5. Jurnal ilmiah berjudul “Analisis Gerusan Lokal pada Pilar Jembatan Kuwil
Kabupaten Minahasa Utara Menggunakan Metode Empiris” menggunakan
metode Laursen dan Toch, metode Froehlich, dan metode Colorado State
University (CSU). Jurnal ilmiah karya Muayyad Feisal Suma (2018) ini
menjelaskan mengenai perhitungan kedalaman gerusan pada pilar jembatan
Kuwil secara manual. Penelitian ini dilakukan karena telah terjadi
keruntuhan jembatan Kuwil akibat penggerusan pilar jembatan.

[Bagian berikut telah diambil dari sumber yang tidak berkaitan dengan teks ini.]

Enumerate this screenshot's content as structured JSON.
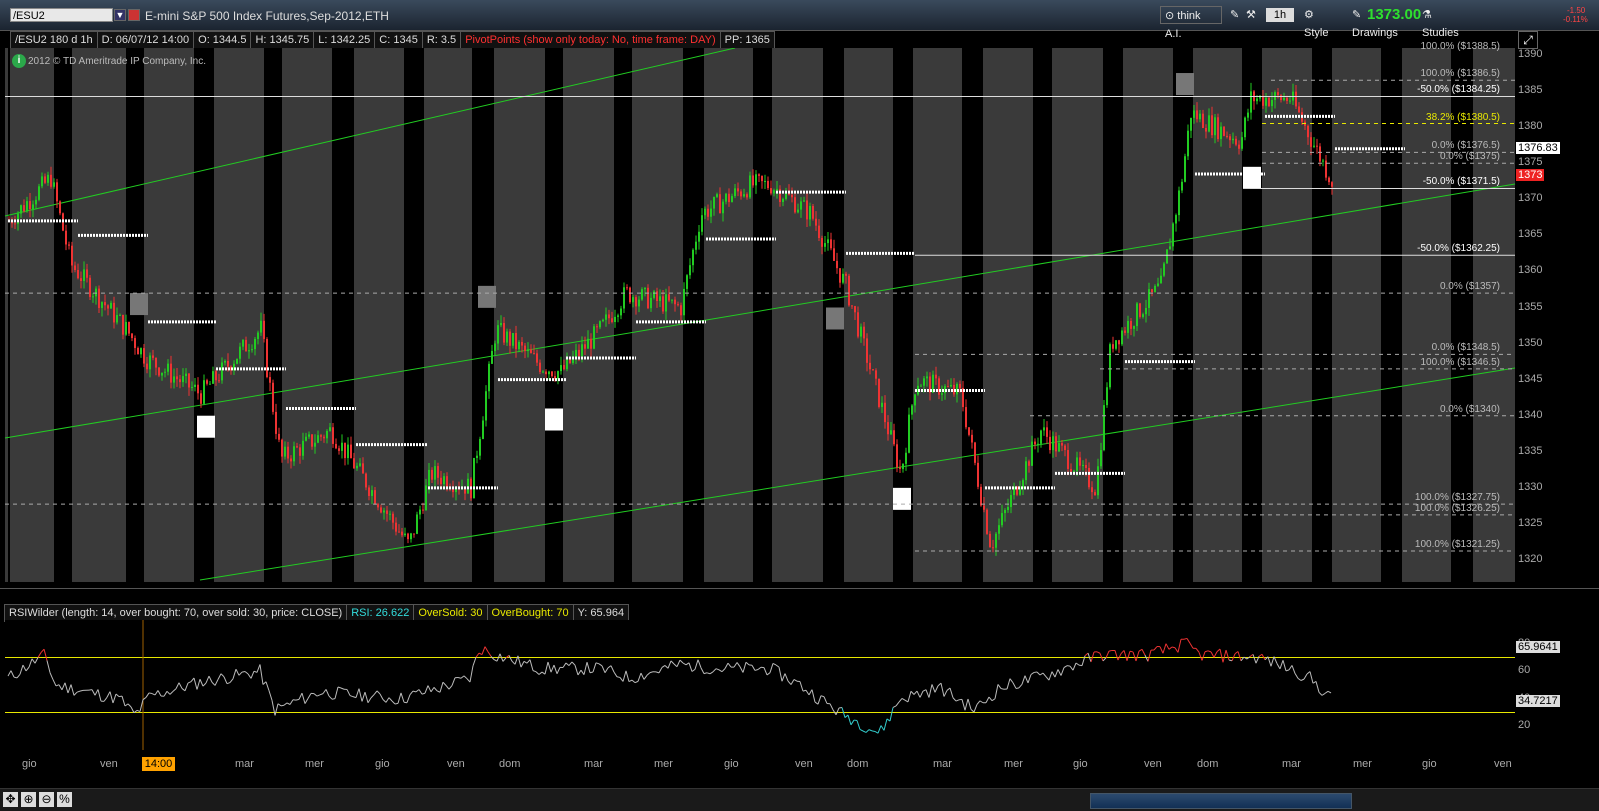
{
  "header": {
    "symbol": "/ESU2",
    "title": "E-mini S&P 500 Index Futures,Sep-2012,ETH",
    "think_ai": "think A.I.",
    "timeframe": "1h",
    "style": "Style",
    "drawings": "Drawings",
    "studies": "Studies",
    "last_price": "1373.00",
    "change": "-1.50",
    "change_pct": "-0.11%"
  },
  "infobar": {
    "symbol_agg": "/ESU2 180 d 1h",
    "date": "D: 06/07/12 14:00",
    "open": "O: 1344.5",
    "high": "H: 1345.75",
    "low": "L: 1342.25",
    "close": "C: 1345",
    "range": "R: 3.5",
    "pivot_study": "PivotPoints (show only today: No, time frame: DAY)",
    "pp": "PP: 1365"
  },
  "copyright": "2012 © TD Ameritrade IP Company, Inc.",
  "price_axis": {
    "ticks": [
      "1390",
      "1385",
      "1380",
      "1375",
      "1370",
      "1365",
      "1360",
      "1355",
      "1350",
      "1345",
      "1340",
      "1335",
      "1330",
      "1325",
      "1320"
    ],
    "current_price_box": "1376.83",
    "last_price_box": "1373"
  },
  "fib_labels": [
    {
      "text": "100.0% ($1388.5)",
      "price": 1390.3,
      "color": "#bbbbbb"
    },
    {
      "text": "100.0% ($1386.5)",
      "price": 1386.5,
      "color": "#bbbbbb"
    },
    {
      "text": "-50.0% ($1384.25)",
      "price": 1384.25,
      "color": "#ffffff"
    },
    {
      "text": "38.2% ($1380.5)",
      "price": 1380.5,
      "color": "#e8e800"
    },
    {
      "text": "0.0% ($1376.5)",
      "price": 1376.5,
      "color": "#bbbbbb"
    },
    {
      "text": "0.0% ($1375)",
      "price": 1375,
      "color": "#bbbbbb"
    },
    {
      "text": "-50.0% ($1371.5)",
      "price": 1371.5,
      "color": "#ffffff"
    },
    {
      "text": "-50.0% ($1362.25)",
      "price": 1362.25,
      "color": "#ffffff"
    },
    {
      "text": "0.0% ($1357)",
      "price": 1357,
      "color": "#bbbbbb"
    },
    {
      "text": "0.0% ($1348.5)",
      "price": 1348.5,
      "color": "#bbbbbb"
    },
    {
      "text": "100.0% ($1346.5)",
      "price": 1346.5,
      "color": "#bbbbbb"
    },
    {
      "text": "0.0% ($1340)",
      "price": 1340,
      "color": "#bbbbbb"
    },
    {
      "text": "100.0% ($1327.75)",
      "price": 1327.75,
      "color": "#bbbbbb"
    },
    {
      "text": "100.0% ($1326.25)",
      "price": 1326.25,
      "color": "#bbbbbb"
    },
    {
      "text": "100.0% ($1321.25)",
      "price": 1321.25,
      "color": "#bbbbbb"
    }
  ],
  "rsi": {
    "study": "RSIWilder (length: 14, over bought: 70, over sold: 30, price: CLOSE)",
    "rsi_value": "RSI: 26.622",
    "oversold": "OverSold: 30",
    "overbought": "OverBought: 70",
    "y": "Y: 65.964",
    "axis_ticks": [
      "80",
      "60",
      "40",
      "20"
    ],
    "box_high": "65.9641",
    "box_low": "34.7217",
    "overbought_level": 70,
    "oversold_level": 30
  },
  "x_axis": {
    "labels": [
      "gio",
      "ven",
      "mar",
      "mer",
      "gio",
      "ven",
      "dom",
      "mar",
      "mer",
      "gio",
      "ven",
      "dom",
      "mar",
      "mer",
      "gio",
      "ven",
      "dom",
      "mar",
      "mer",
      "gio",
      "ven"
    ],
    "highlight": "14:00"
  },
  "bottom": {
    "zoom_label": "%"
  },
  "colors": {
    "bull": "#22cc22",
    "bear": "#ee3333",
    "channel": "#22cc22",
    "overbought": "#e8e800",
    "rsi_line": "#bbbbbb",
    "rsi_ob": "#ee3333",
    "rsi_os": "#33cccc"
  }
}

Penggerusan terjadi karena bencana banjir di Manado.
6. Penelitian tentang pengaruh susunan tiang pondasi, ketebalan dan peletakan
29
pile cap telah dilakukan sebelumnya oleh Varaki Esmaeili Mahdi (2019),
untuk meminimalisir kedalaman gerusan. Seiring berjalannya waktu,
gerusan dapat mencapai kedalaman maksimum yang melebihi letak pilecap.
Kondisi tidak aman itulah yang berpotensi mengakibatkan keruntuhan pada
jembatan.
7. Referensi berjudul “Analisis mengenai gerusan lokal pada pilar jembatan
dengan menggunakan metode CSU (Pilar Kapsul dan Pilar Tajam dengan
Aliran Superkritik)”, melakukan pemodelan matematis dengan
menggunakan software HEC-RAS 5.0.3 dengan formula/metode Colorado
State University. Tugas akhir karya Anjelita Suratinoyo (2018) ini,
digunakan sebagai acuan untuk menggunakan metode CSU pada pemodelan
gerusan menggunakan HEC-RAS.
8. Tugas akhir berjudul “Analisis mengenai gerusan lokal pada pilar jembatan
dengan menggunakan metode Froelich (Pilar Persegi dan Lingkaran pada
Aliran Subkritik dan Superkritik)”, melakukan pemodelan fisik di
Laboratorium Keairan dan Lingkungan Universitas Muhammadiyah
Yogyakarta dan pemodelan matematis menggunakan program HEC-RAS
5.0.3 dengan metode Froechlich. Karya ilmiah yang ditulis oleh Atikah
Mardatillah (2018) ini digunakan sebagai acuan untuk menggunakan
metode Froechlich pada pemodelan gerusan menggunakan HEC-RAS.